To help the California Department of Forestry and Fire Protection allocate resources, can we predict the likelihood of fires utilizing historical weather and wildfire data?
Machine learning algorithms are some of the most powerful and interesting tools in tech right now and their applications are nearly limitless. From predicting stock prices to determining how likely someone is to have cancer, we can use them to help us anticipate the future. In this project, our team sought to predict whether there would be a wildfire in locations of California using historical fire and weather data between 2008 and 2020. We know weather conditions are highly colinear in that every variable changes as a direct result of another. Fire likelihood is also a direct result of weather conditions in that heat usually leads to dryness and dryness leads to more ignition sources resulting in an elevated fire risk. Because of these correlations we wanted to see if we could predict whether I fire is likely to occur somewhere using this historical data.
1. Sample details:
- 10,988 total entries from every month between 2008 - 2020
- Multi-indexing for instances of multiple fires at different locations occurring in the same month and year
- 4,279 occurrences of fire within our combined dataset
- 6,709 entries without record of a fire starting
2. Sources:
- https://gis.data.ca.gov/
- https://data.ca.gov/
- https://mygeodata.cloud/converter/
- https://www.worldweatheronline.com/
- https://towardsdatascience.com/
3. Data Details:
Feature | Type | Description |
---|---|---|
date | object | The month and year of when the fire took place. |
county | object | The county the fire started in. |
maxtempF | float | The average maximum temperature of that month in °F. |
mintempF | float | The average min temperature of that month in °F. |
avgtempF | float | The monthly average, in °F, of the daily average temperature for that month . |
totalSnow | float | The total snow for that month. |
humid | float | The average humidity for that month. |
wind | float | The average wind speed for that month. |
precip | float | The total precipitation for that month. |
q_avgtempF | float | The quarterly average temperature in °F. |
q_avghumid | float | The quarterly average humidity. |
q_sumprecip | float | The quarterly total precipitation. |
sunHour | float | The average hours of sun for that month. |
FIRE_NAME | object | The name of the fire. |
CAUSE | float | The cause of the fire. |
lat | float | The latitude coordinate of the center of the county in which the fire was located. |
long | float | The longitude coordinate of the center of the county in which the fire was located. |
GIS_ACRES | float | The total number of acres burned. |
4. Target:
Four classification models were used: Logistic Regression, KNN Classifier, Random Forest Classifier, and Voting Classifier utilizing a KNN Classifier, Random Forest Classifier, and Ada Boost Classifier.
5. Model Performance:
A total of four models were fit using many different parameters. Listed below are the two best metrics for each model, further metrics are used for evaluation in the modeling notebook.
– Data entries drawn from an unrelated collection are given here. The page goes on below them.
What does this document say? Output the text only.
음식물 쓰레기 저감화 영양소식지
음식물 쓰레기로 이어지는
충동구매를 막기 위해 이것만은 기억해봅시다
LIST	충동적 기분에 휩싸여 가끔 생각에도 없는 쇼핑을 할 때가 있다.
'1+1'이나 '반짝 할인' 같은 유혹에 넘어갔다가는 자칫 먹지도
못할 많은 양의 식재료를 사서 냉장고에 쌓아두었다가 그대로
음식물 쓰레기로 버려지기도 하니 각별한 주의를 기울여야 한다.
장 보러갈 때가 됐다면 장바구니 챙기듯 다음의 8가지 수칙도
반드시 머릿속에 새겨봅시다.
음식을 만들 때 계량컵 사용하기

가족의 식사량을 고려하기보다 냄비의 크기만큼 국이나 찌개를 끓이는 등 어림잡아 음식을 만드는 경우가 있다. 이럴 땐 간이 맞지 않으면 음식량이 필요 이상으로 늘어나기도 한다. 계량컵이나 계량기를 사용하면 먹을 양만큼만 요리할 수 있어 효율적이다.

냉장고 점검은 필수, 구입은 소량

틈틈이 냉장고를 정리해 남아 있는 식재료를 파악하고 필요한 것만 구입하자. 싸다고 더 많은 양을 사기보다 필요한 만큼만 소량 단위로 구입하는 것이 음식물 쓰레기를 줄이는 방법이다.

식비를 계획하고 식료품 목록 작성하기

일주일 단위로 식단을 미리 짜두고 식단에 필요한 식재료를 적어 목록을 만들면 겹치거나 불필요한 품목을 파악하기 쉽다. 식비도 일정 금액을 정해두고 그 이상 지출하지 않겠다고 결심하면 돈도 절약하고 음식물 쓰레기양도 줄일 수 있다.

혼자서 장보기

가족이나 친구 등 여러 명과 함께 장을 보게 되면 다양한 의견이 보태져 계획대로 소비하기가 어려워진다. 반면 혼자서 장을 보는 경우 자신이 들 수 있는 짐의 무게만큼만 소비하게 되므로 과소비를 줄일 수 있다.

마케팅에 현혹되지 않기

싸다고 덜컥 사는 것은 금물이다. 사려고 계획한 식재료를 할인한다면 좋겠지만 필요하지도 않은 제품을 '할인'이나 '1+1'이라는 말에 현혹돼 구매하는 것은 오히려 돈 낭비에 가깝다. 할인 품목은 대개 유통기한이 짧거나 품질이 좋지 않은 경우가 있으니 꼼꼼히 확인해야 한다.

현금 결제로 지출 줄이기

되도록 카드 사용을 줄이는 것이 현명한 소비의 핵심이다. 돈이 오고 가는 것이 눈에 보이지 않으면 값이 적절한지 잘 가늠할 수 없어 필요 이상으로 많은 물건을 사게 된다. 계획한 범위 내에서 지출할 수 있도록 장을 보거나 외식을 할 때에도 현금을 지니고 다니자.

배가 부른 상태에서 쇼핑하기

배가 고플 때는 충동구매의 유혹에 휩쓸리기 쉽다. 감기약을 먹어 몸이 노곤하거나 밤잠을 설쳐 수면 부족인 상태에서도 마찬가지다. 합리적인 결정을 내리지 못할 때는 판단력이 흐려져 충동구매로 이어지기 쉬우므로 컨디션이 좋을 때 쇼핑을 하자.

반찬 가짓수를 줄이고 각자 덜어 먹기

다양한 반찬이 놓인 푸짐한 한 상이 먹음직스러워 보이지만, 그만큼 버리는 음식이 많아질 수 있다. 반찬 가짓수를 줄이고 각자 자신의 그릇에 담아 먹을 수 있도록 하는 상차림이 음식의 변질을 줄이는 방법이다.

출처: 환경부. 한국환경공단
Model Type | Metric | Score |
---|---|---|
Logistic Regression | Accuracy | 76% |
Logistic Regression | Precision | 67% |
Random Forest Classifier | Accuracy | 88% |
Random Forest Classifier | Precision | 84% |
Voting Classifier | Accuracy | 87% |
Voting Classifier | Recall | 86% |
Our models were able to predict whether a fire would occur with a surprising level of accuracy. Out best overall model achieved 88% accuracy while our second best was close behind with a great recall score of 86%. Due to the danger of wild fires growing out of control and the threat of climate change looming, we recommend the use of our Random Forest model as it positively predicts more fires. However, it also predicts more false positives meaning there's a higher chance for predicting fires that don't actually happen. This is where you, the California Department of Forestry and Fire Protection, must prioritize what is most important to you and whether or not you have enough resources and man power to use the above model.
If resources are particularly thin the Voting Classifier may be best as it resulted in fewer false positives which would minimize wasted time and resources at the expense of possibly missing out on fires somewhere else.